Discussions ranged from India’s role in the global semiconductor and AI supply chain to the responsibilities of governments in regulating rapidly evolving technologies. Startups that had travelled across the country and even from different major powers like the US, China, Russia, the UK, France, Israel, Canada, Saudi Arabia, and the EU finally had the opportunity to pitch their work to investors and industry leaders. 

Students and young developers attended sessions where leaders from some of the world’s influential AI leaders such as Julie Sweet, Shantanu Narayan, Sundar Pichai and of course Sam Altman and Dario Amodei spoke about what the next decade of machine intelligence might look like. For many participants, the summit delivered something valuable to their futures: exposure and a glimpse of the ecosystem in which they hope to build their careers. There were genuine exchanges about AI’s future, its frameworks, and India’s potential in the global intelligence supply chain. The second half of the event functioned far more smoothly than the first.

But first impressions are currency and we spent ours carelessly.

Our Union Minister for Electronics and IT, Ashwini Vaishnaw, described the summit as the biggest AI gathering in the world, highlighting its energy and organisation, while offering a brief apology for any inconveniences that were faced on the first day. The apology was polite and measured but it was also insufficient.

Because what went down at the AI Summit 2026 was not just a list of logistical problems. It was a glimpse into the widening gap between recital and portrayal.

India absolutely has the talent to lead in artificial intelligence. It has engineers, entrepreneurs, researchers and ambition in abundance. What it cannot afford, however, is to confuse optics with capability. Hosting global summits is not about spectacle. It is about systems. It is about proving that your infrastructure can carry the weight of your ambition. You just cannot demand global confidence while displaying domestic chaos.
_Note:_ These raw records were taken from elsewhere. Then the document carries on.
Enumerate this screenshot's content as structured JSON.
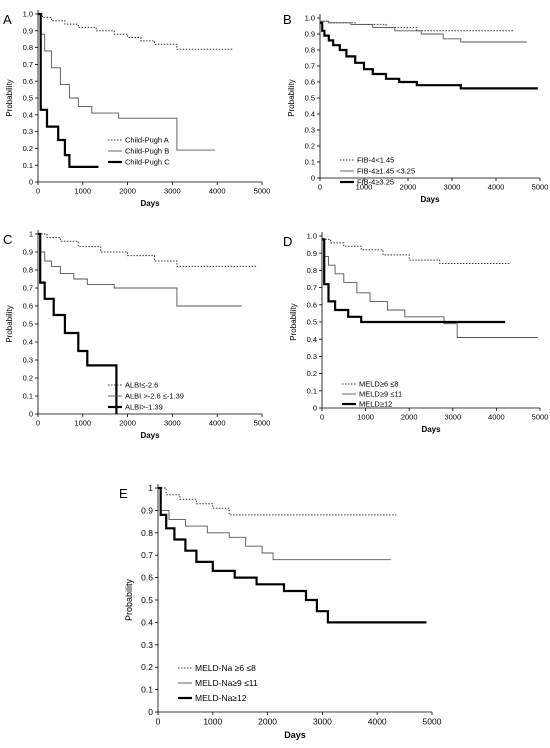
{
  "chart_data": [
    {
      "panel": "A",
      "type": "line",
      "step": true,
      "xlabel": "Days",
      "ylabel": "Probability",
      "xlim": [
        0,
        5000
      ],
      "ylim": [
        0,
        1
      ],
      "xticks": [
        0,
        1000,
        2000,
        3000,
        4000,
        5000
      ],
      "yticks": [
        0,
        0.1,
        0.2,
        0.3,
        0.4,
        0.5,
        0.6,
        0.7,
        0.8,
        0.9,
        1
      ],
      "ytick_labels": [
        "0",
        "0.1",
        "0.2",
        "0.3",
        "0.4",
        "0.5",
        "0.6",
        "0.7",
        "0.8",
        "0.9",
        "1.0"
      ],
      "legend_position": "bottom-right",
      "series": [
        {
          "name": "Child-Pugh A",
          "style": "dotted",
          "x": [
            0,
            100,
            300,
            600,
            900,
            1300,
            1700,
            2000,
            2300,
            2600,
            3100,
            4350
          ],
          "y": [
            1.0,
            0.98,
            0.96,
            0.94,
            0.92,
            0.9,
            0.88,
            0.86,
            0.84,
            0.82,
            0.79,
            0.79
          ]
        },
        {
          "name": "Child-Pugh B",
          "style": "thin",
          "x": [
            0,
            50,
            150,
            300,
            500,
            700,
            900,
            1200,
            1800,
            3100,
            3950
          ],
          "y": [
            1.0,
            0.88,
            0.78,
            0.68,
            0.58,
            0.5,
            0.45,
            0.41,
            0.38,
            0.19,
            0.19
          ]
        },
        {
          "name": "Child-Pugh C",
          "style": "bold",
          "x": [
            0,
            60,
            200,
            450,
            600,
            700,
            1350
          ],
          "y": [
            1.0,
            0.43,
            0.33,
            0.25,
            0.16,
            0.09,
            0.09
          ]
        }
      ]
    },
    {
      "panel": "B",
      "type": "line",
      "step": true,
      "xlabel": "Days",
      "ylabel": "Probability",
      "xlim": [
        0,
        5000
      ],
      "ylim": [
        0,
        1
      ],
      "xticks": [
        0,
        1000,
        2000,
        3000,
        4000,
        5000
      ],
      "yticks": [
        0,
        0.1,
        0.2,
        0.3,
        0.4,
        0.5,
        0.6,
        0.7,
        0.8,
        0.9,
        1
      ],
      "ytick_labels": [
        "0",
        "0.1",
        "0.2",
        "0.3",
        "0.4",
        "0.5",
        "0.6",
        "0.7",
        "0.8",
        "0.9",
        "1.0"
      ],
      "legend_position": "bottom-left",
      "series": [
        {
          "name": "FIB-4<1.45",
          "style": "dotted",
          "x": [
            0,
            200,
            800,
            1500,
            2200,
            4400
          ],
          "y": [
            0.98,
            0.97,
            0.96,
            0.94,
            0.92,
            0.92
          ]
        },
        {
          "name": "FIB-4≥1.45 <3.25",
          "style": "thin",
          "x": [
            0,
            200,
            700,
            1200,
            1700,
            2300,
            2800,
            3200,
            4700
          ],
          "y": [
            0.98,
            0.97,
            0.96,
            0.94,
            0.92,
            0.9,
            0.87,
            0.85,
            0.85
          ]
        },
        {
          "name": "FIB-4≥3.25",
          "style": "bold",
          "x": [
            0,
            50,
            100,
            200,
            300,
            450,
            600,
            800,
            1000,
            1200,
            1500,
            1800,
            2200,
            3200,
            4950
          ],
          "y": [
            0.97,
            0.92,
            0.89,
            0.86,
            0.83,
            0.8,
            0.76,
            0.72,
            0.68,
            0.65,
            0.62,
            0.6,
            0.58,
            0.56,
            0.56
          ]
        }
      ]
    },
    {
      "panel": "C",
      "type": "line",
      "step": true,
      "xlabel": "Days",
      "ylabel": "Probability",
      "xlim": [
        0,
        5000
      ],
      "ylim": [
        0,
        1
      ],
      "xticks": [
        0,
        1000,
        2000,
        3000,
        4000,
        5000
      ],
      "yticks": [
        0,
        0.1,
        0.2,
        0.3,
        0.4,
        0.5,
        0.6,
        0.7,
        0.8,
        0.9,
        1
      ],
      "ytick_labels": [
        "0",
        "0.1",
        "0.2",
        "0.3",
        "0.4",
        "0.5",
        "0.6",
        "0.7",
        "0.8",
        "0.9",
        "1"
      ],
      "legend_position": "bottom-right",
      "series": [
        {
          "name": "ALBI≤-2.6",
          "style": "dotted",
          "x": [
            0,
            200,
            500,
            900,
            1400,
            2000,
            2600,
            3100,
            4900
          ],
          "y": [
            1.0,
            0.98,
            0.96,
            0.93,
            0.9,
            0.88,
            0.85,
            0.82,
            0.82
          ]
        },
        {
          "name": "ALBI >-2.6 ≤-1.39",
          "style": "thin",
          "x": [
            0,
            50,
            150,
            300,
            500,
            800,
            1100,
            1700,
            3100,
            4550
          ],
          "y": [
            1.0,
            0.9,
            0.85,
            0.82,
            0.78,
            0.75,
            0.72,
            0.7,
            0.6,
            0.6
          ]
        },
        {
          "name": "ALBI>-1.39",
          "style": "bold",
          "x": [
            0,
            50,
            150,
            350,
            600,
            900,
            1100,
            1750,
            1750
          ],
          "y": [
            1.0,
            0.73,
            0.64,
            0.55,
            0.45,
            0.35,
            0.27,
            0.27,
            0.0
          ]
        }
      ]
    },
    {
      "panel": "D",
      "type": "line",
      "step": true,
      "xlabel": "Days",
      "ylabel": "Probability",
      "xlim": [
        0,
        5000
      ],
      "ylim": [
        0,
        1
      ],
      "xticks": [
        0,
        1000,
        2000,
        3000,
        4000,
        5000
      ],
      "yticks": [
        0,
        0.1,
        0.2,
        0.3,
        0.4,
        0.5,
        0.6,
        0.7,
        0.8,
        0.9,
        1
      ],
      "ytick_labels": [
        "0",
        "0.1",
        "0.2",
        "0.3",
        "0.4",
        "0.5",
        "0.6",
        "0.7",
        "0.8",
        "0.9",
        "1.0"
      ],
      "legend_position": "bottom-left",
      "series": [
        {
          "name": "MELD≥6 ≤8",
          "style": "dotted",
          "x": [
            0,
            200,
            500,
            900,
            1400,
            2000,
            2700,
            4300
          ],
          "y": [
            0.98,
            0.96,
            0.94,
            0.92,
            0.89,
            0.86,
            0.84,
            0.84
          ]
        },
        {
          "name": "MELD≥9 ≤11",
          "style": "thin",
          "x": [
            0,
            50,
            150,
            300,
            500,
            800,
            1100,
            1500,
            1900,
            2800,
            3100,
            4950
          ],
          "y": [
            0.98,
            0.88,
            0.83,
            0.78,
            0.73,
            0.67,
            0.62,
            0.57,
            0.53,
            0.49,
            0.41,
            0.41
          ]
        },
        {
          "name": "MELD≥12",
          "style": "bold",
          "x": [
            0,
            50,
            150,
            300,
            600,
            900,
            4200
          ],
          "y": [
            0.98,
            0.72,
            0.62,
            0.57,
            0.53,
            0.5,
            0.5
          ]
        }
      ]
    },
    {
      "panel": "E",
      "type": "line",
      "step": true,
      "xlabel": "Days",
      "ylabel": "Probability",
      "xlim": [
        0,
        5000
      ],
      "ylim": [
        0,
        1
      ],
      "xticks": [
        0,
        1000,
        2000,
        3000,
        4000,
        5000
      ],
      "yticks": [
        0,
        0.1,
        0.2,
        0.3,
        0.4,
        0.5,
        0.6,
        0.7,
        0.8,
        0.9,
        1
      ],
      "ytick_labels": [
        "0",
        "0.1",
        "0.2",
        "0.3",
        "0.4",
        "0.5",
        "0.6",
        "0.7",
        "0.8",
        "0.9",
        "1"
      ],
      "legend_position": "bottom-left",
      "series": [
        {
          "name": "MELD-Na ≥6 ≤8",
          "style": "dotted",
          "x": [
            0,
            150,
            400,
            700,
            1000,
            1300,
            4350
          ],
          "y": [
            1.0,
            0.97,
            0.95,
            0.93,
            0.91,
            0.88,
            0.88
          ]
        },
        {
          "name": "MELD-Na≥9 ≤11",
          "style": "thin",
          "x": [
            0,
            50,
            200,
            500,
            900,
            1300,
            1600,
            1900,
            2100,
            4250
          ],
          "y": [
            1.0,
            0.9,
            0.86,
            0.83,
            0.8,
            0.78,
            0.74,
            0.71,
            0.68,
            0.68
          ]
        },
        {
          "name": "MELD-Na≥12",
          "style": "bold",
          "x": [
            0,
            50,
            150,
            300,
            500,
            700,
            1000,
            1400,
            1800,
            2300,
            2700,
            2900,
            3100,
            4900
          ],
          "y": [
            1.0,
            0.88,
            0.82,
            0.77,
            0.72,
            0.67,
            0.63,
            0.6,
            0.57,
            0.54,
            0.5,
            0.45,
            0.4,
            0.4
          ]
        }
      ]
    }
  ]
}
This contradiction becomes clearer when we put India’s ambitions against its realities. The chaos in our country is far too high on a domestic level for us to be looking at this level of leadership and while I do not say we can’t achieve what we are planning, it looks entirely too hypocritical to be wanting to touch the skies when our roads can’t even be cleared for an ambulance to pass through.
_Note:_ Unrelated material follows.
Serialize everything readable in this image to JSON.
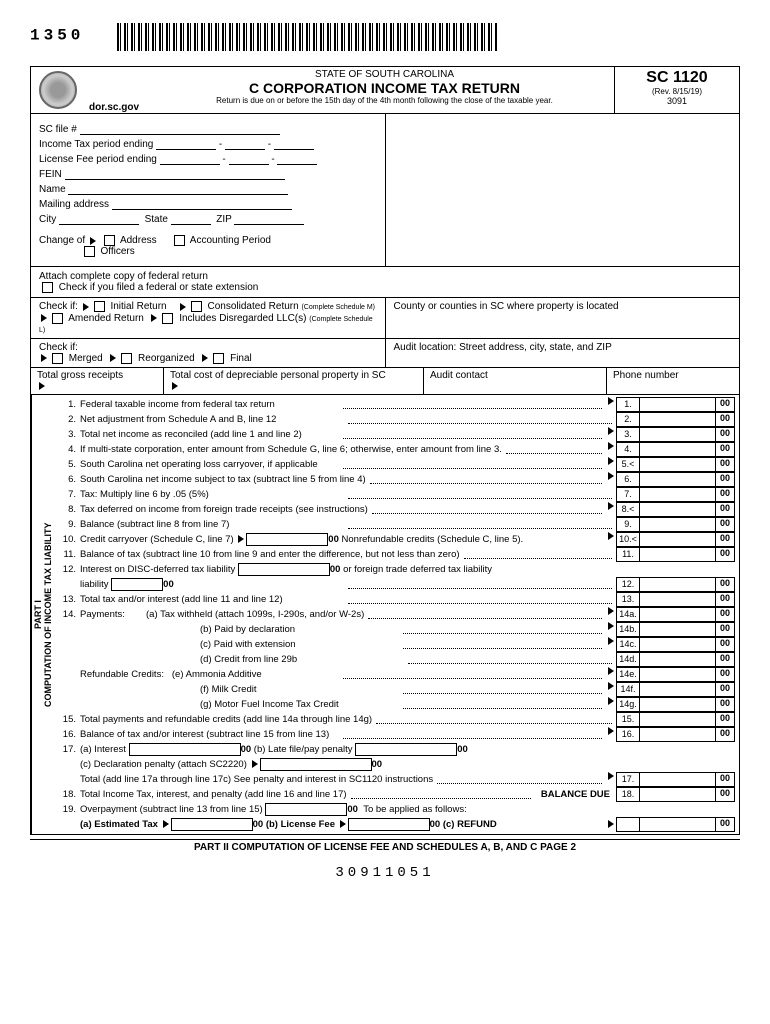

The ruling government appears eager to position India as a digital superpower. The opposition appears equally eager to undermine any moment that could politically benefit the ruling party even if that means damaging India’s international image in the process. In the crossfire of this rivalry, the country itself has become collateral. An AI summit that should have been a showcase of national competence shouldn’t have become another arena for political chest-thumping and disruption.
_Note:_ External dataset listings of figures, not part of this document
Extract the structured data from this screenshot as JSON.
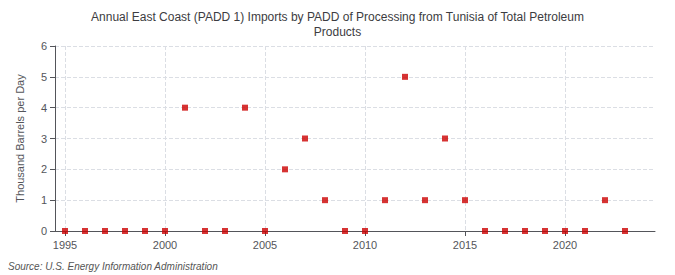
{
  "chart_data": {
    "type": "scatter",
    "title": "Annual East Coast (PADD 1) Imports by PADD of Processing from Tunisia of Total Petroleum\nProducts",
    "y_label": "Thousand Barrels per Day",
    "annotation": "Source: U.S. Energy Information Administration",
    "x": [
      1995,
      1996,
      1997,
      1998,
      1999,
      2000,
      2001,
      2002,
      2003,
      2004,
      2005,
      2006,
      2007,
      2008,
      2009,
      2010,
      2011,
      2012,
      2013,
      2014,
      2015,
      2016,
      2017,
      2018,
      2019,
      2020,
      2021,
      2022,
      2023
    ],
    "values": [
      0,
      0,
      0,
      0,
      0,
      0,
      4,
      0,
      0,
      4,
      0,
      2,
      3,
      1,
      0,
      0,
      1,
      5,
      1,
      3,
      1,
      0,
      0,
      0,
      0,
      0,
      0,
      1,
      0
    ],
    "color": "#cc0000",
    "marker": "square",
    "xlim": [
      1994.5,
      2024.5
    ],
    "xticks": [
      1995,
      2000,
      2005,
      2010,
      2015,
      2020
    ],
    "ylim": [
      0,
      6
    ],
    "yticks": [
      0,
      1,
      2,
      3,
      4,
      5,
      6
    ],
    "grid": true
  }
}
If India intends to compete with nations that treat technology as strategy rather than spectacle, it must remodel itself. AI leadership is not declared, it is demonstrated. Through seamless infrastructure, disciplined execution and respect for innovators. Through security that functions even during photo opportunities. Through diplomacy that is coordinated, not improvised, because the world is watching and it does not grade on enthusiasm, it grades on delivery.

The AI Summit 2026 was supposed to signal India’s arrival into the future. Instead, it exposed how uncomfortably attached we remain to our administrative reality. 

This is not to dismiss the genuine progress India has made in digital infrastructure over the last decade. Nor is it to deny the potential that exists within its startup ecosystem. It is precisely because the stakes are so high that the criticism must be equally sharp. We cannot afford self-congratulation when self-correction is the need of the hour.

If India continues down a path where optics outrun infrastructure and political theatrics overshadow technological seriousness while apologies substitute accountability, the shadows cast by other nations’ progress will grow sharper until we are thrust into pitch darkness.

The tragedy of the AI Summit 2026 is not that it went wrong. It went exactly as a country obsessed with optics and allergic to accountability would. Artificial intelligence may define the next century. But if this is our operating system, we’re not leading the future. We’re staging it.